Down below, the Saturday morning shoppers ebb and flow between the car park, the market, and the more extensive shopping precincts beyond. This early in the morning - before all the hormone-rich gangs of teenagers have surfaced from the zombie-lairs of their bedrooms - the small crowd is a mix: elderly couples in matching grey and dun, the women's hair haloed with white light where the sun slants between the buildings; couples pushing buggies; lone males; lone females carrying trays of bright spring planting; and - it seems to me - an overrepresentation of couples with contrasting body shapes - fat boy/thin girl, or fat girl/thin boy.

I notice an old bloke limping unsteadily away from the market, towards the car park, placing the point of his walking stick carefully in the brick pavement as he walks slowly, slowly.

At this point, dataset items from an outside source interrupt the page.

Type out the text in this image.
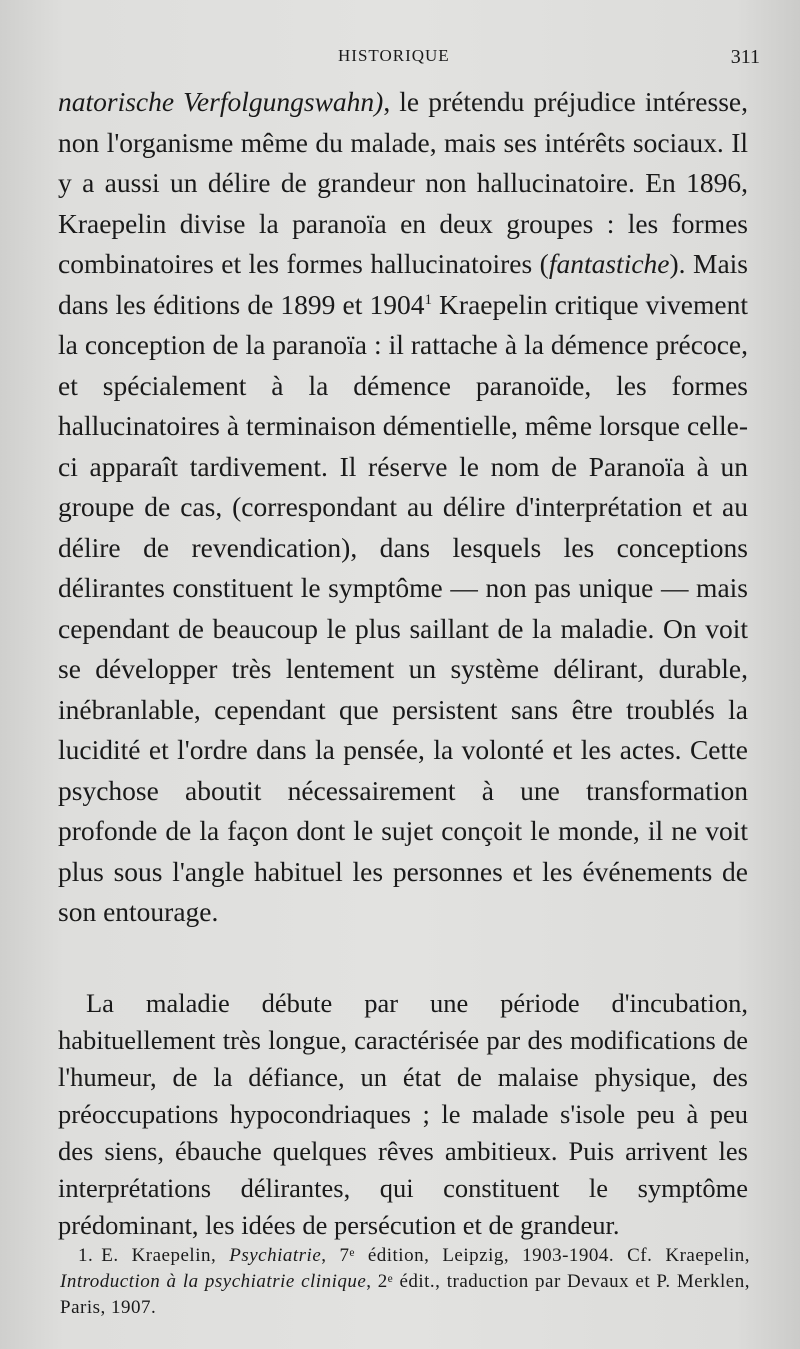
HISTORIQUE	311

natorische Verfolgungswahn), le prétendu préjudice intéresse, non l'organisme même du malade, mais ses intérêts sociaux. Il y a aussi un délire de grandeur non hallucinatoire. En 1896, Kraepelin divise la paranoïa en deux groupes : les formes combinatoires et les formes hallucinatoires (fantastiche). Mais dans les éditions de 1899 et 1904$^1$ Kraepelin critique vivement la conception de la paranoïa : il rattache à la démence précoce, et spécialement à la démence paranoïde, les formes hallucinatoires à terminaison démentielle, même lorsque celle-ci apparaît tardivement. Il réserve le nom de Paranoïa à un groupe de cas, (correspondant au délire d'interprétation et au délire de revendication), dans lesquels les conceptions délirantes constituent le symptôme — non pas unique — mais cependant de beaucoup le plus saillant de la maladie. On voit se développer très lentement un système délirant, durable, inébranlable, cependant que persistent sans être troublés la lucidité et l'ordre dans la pensée, la volonté et les actes. Cette psychose aboutit nécessairement à une transformation profonde de la façon dont le sujet conçoit le monde, il ne voit plus sous l'angle habituel les personnes et les événements de son entourage.

La maladie débute par une période d'incubation, habituellement très longue, caractérisée par des modifications de l'humeur, de la défiance, un état de malaise physique, des préoccupations hypocondriaques ; le malade s'isole peu à peu des siens, ébauche quelques rêves ambitieux. Puis arrivent les interprétations délirantes, qui constituent le symptôme prédominant, les idées de persécution et de grandeur.

1. E. Kraepelin, Psychiatrie, 7ᵉ édition, Leipzig, 1903-1904. Cf. Kraepelin, Introduction à la psychiatrie clinique, 2ᵉ édit., traduction par Devaux et P. Merklen, Paris, 1907.
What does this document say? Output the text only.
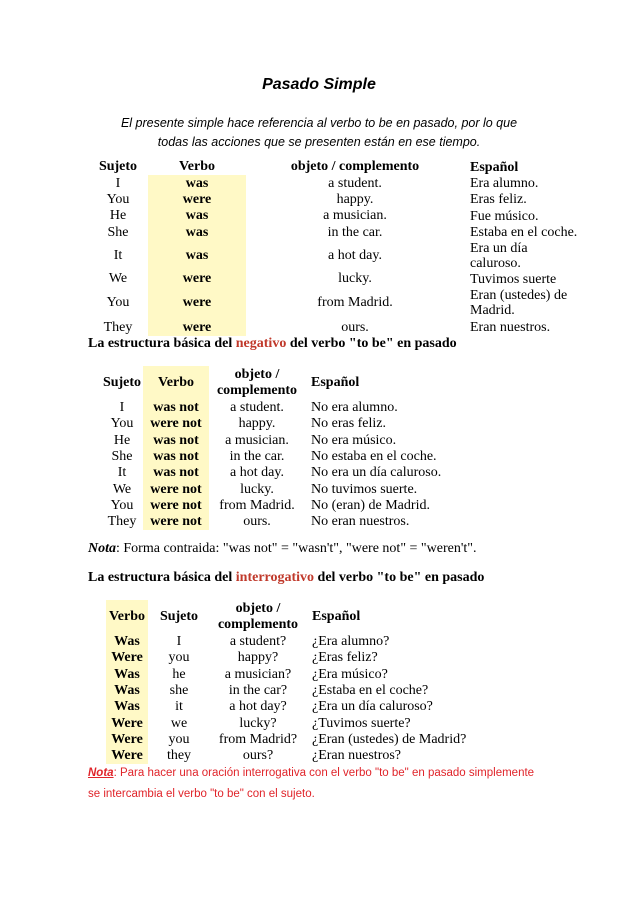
Pasado Simple
El presente simple hace referencia al verbo to be en pasado, por lo que todas las acciones que se presenten están en ese tiempo.
Sujeto	Verbo	objeto / complemento	Español
I	was	a student.	Era alumno.
You	were	happy.	Eras feliz.
He	was	a musician.	Fue músico.
She	was	in the car.	Estaba en el coche.
It	was	a hot day.	Era un día caluroso.
We	were	lucky.	Tuvimos suerte
You	were	from Madrid.	Eran (ustedes) de Madrid.
They	were	ours.	Eran nuestros.
La estructura básica del negativo del verbo "to be" en pasado
Sujeto	Verbo	objeto / complemento	Español
I	was not	a student.	No era alumno.
You	were not	happy.	No eras feliz.
He	was not	a musician.	No era músico.
She	was not	in the car.	No estaba en el coche.
It	was not	a hot day.	No era un día caluroso.
We	were not	lucky.	No tuvimos suerte.
You	were not	from Madrid.	No (eran) de Madrid.
They	were not	ours.	No eran nuestros.
Nota: Forma contraida: "was not" = "wasn't", "were not" = "weren't".
La estructura básica del interrogativo del verbo "to be" en pasado
Verbo	Sujeto	objeto / complemento	Español
Was	I	a student?	¿Era alumno?
Were	you	happy?	¿Eras feliz?
Was	he	a musician?	¿Era músico?
Was	she	in the car?	¿Estaba en el coche?
Was	it	a hot day?	¿Era un día caluroso?
Were	we	lucky?	¿Tuvimos suerte?
Were	you	from Madrid?	¿Eran (ustedes) de Madrid?
Were	they	ours?	¿Eran nuestros?
Nota: Para hacer una oración interrogativa con el verbo "to be" en pasado simplemente se intercambia el verbo "to be" con el sujeto.
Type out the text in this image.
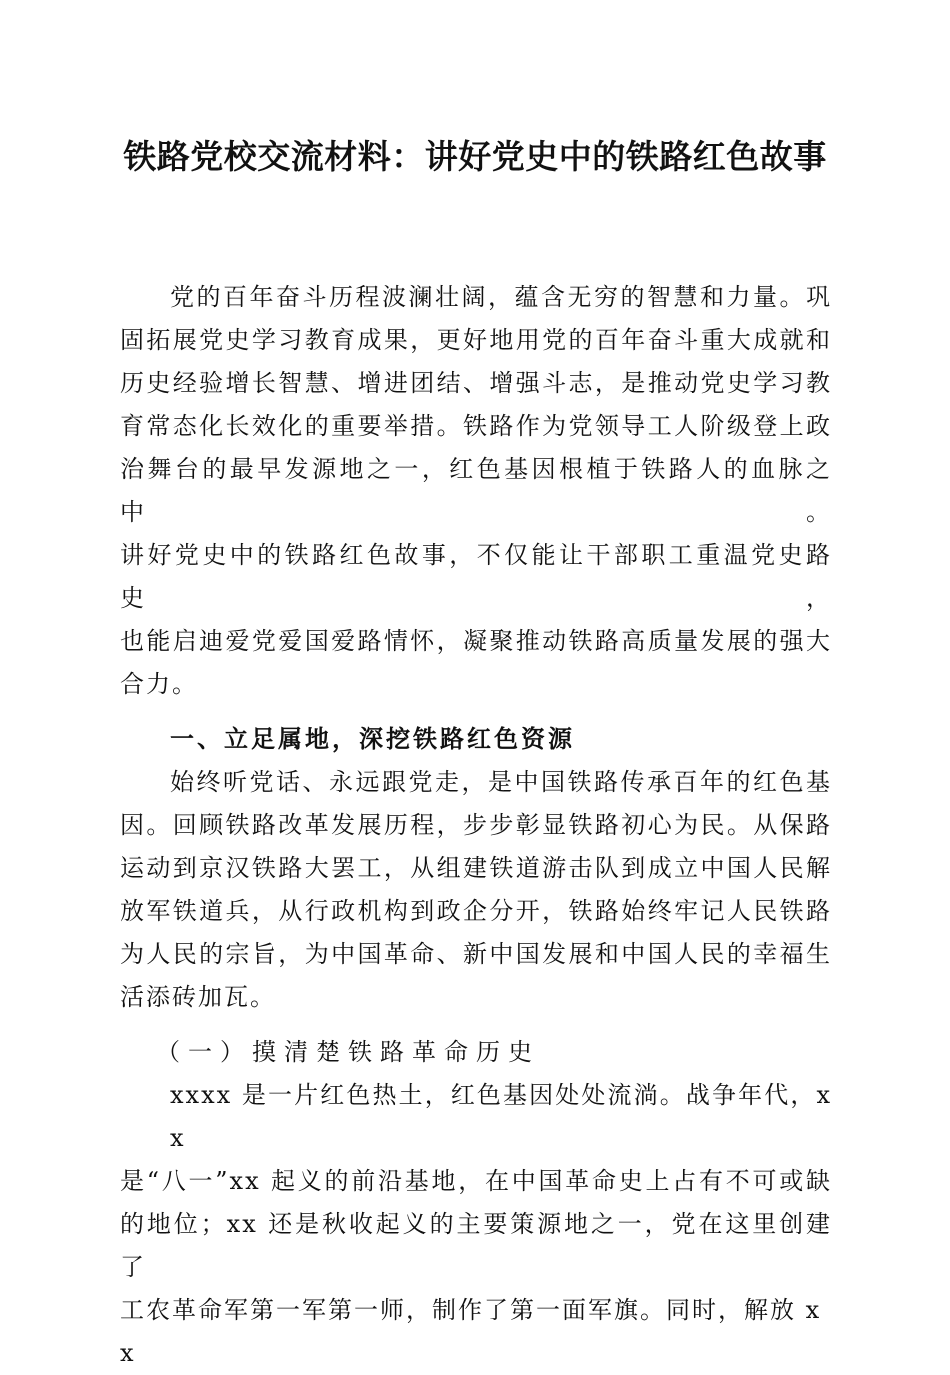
铁路党校交流材料：讲好党史中的铁路红色故事
党的百年奋斗历程波澜壮阔，蕴含无穷的智慧和力量。巩
固拓展党史学习教育成果，更好地用党的百年奋斗重大成就和
历史经验增长智慧、增进团结、增强斗志，是推动党史学习教
育常态化长效化的重要举措。铁路作为党领导工人阶级登上政
治舞台的最早发源地之一，红色基因根植于铁路人的血脉之中。
讲好党史中的铁路红色故事，不仅能让干部职工重温党史路史，
也能启迪爱党爱国爱路情怀，凝聚推动铁路高质量发展的强大
合力。
一、立足属地，深挖铁路红色资源
始终听党话、永远跟党走，是中国铁路传承百年的红色基
因。回顾铁路改革发展历程，步步彰显铁路初心为民。从保路
运动到京汉铁路大罢工，从组建铁道游击队到成立中国人民解
放军铁道兵，从行政机构到政企分开，铁路始终牢记人民铁路
为人民的宗旨，为中国革命、新中国发展和中国人民的幸福生
活添砖加瓦。
（一）摸清楚铁路革命历史
xxxx 是一片红色热土，红色基因处处流淌。战争年代，xx
是“八一”xx 起义的前沿基地，在中国革命史上占有不可或缺
的地位；xx 还是秋收起义的主要策源地之一，党在这里创建了
工农革命军第一军第一师，制作了第一面军旗。同时，解放 xx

The pavement glistens with melted frost, and it's hard not to feel concerned for him. His irregular gait speaks of effort and pain. His hair is thin - he should be wearing a hat. Then I see that there's a woman keeping pace with him - his daughter? She's probably forty years younger than him, but she's matching his speed: at each step, her foot describes a slow, flat circle before she plants it back on the pavement. Her hands are clasped behind her, as if they're holding her back, or reining her in.

She looks sideways at him now and again as he puffs his way up the slight incline. The streams of shoppers part as they approach him, flowing around him as if he were a broken-down car on a busy road. As he reaches the car park's stairwell, almost directly below me, I see him pause, switch the stick to his other hand. As he starts moving again, I see him sway, starting to lose his balance, and the woman just reaches out and touches his elbow with her finger tips, as if she knows the exact place to apply the correcting force.

There's so much love and tenderness in that slow walk, in that simple touch. In that relationship, you can see yourself and your own parents. And you can see your own end.

They go into the shadows of the stairwell.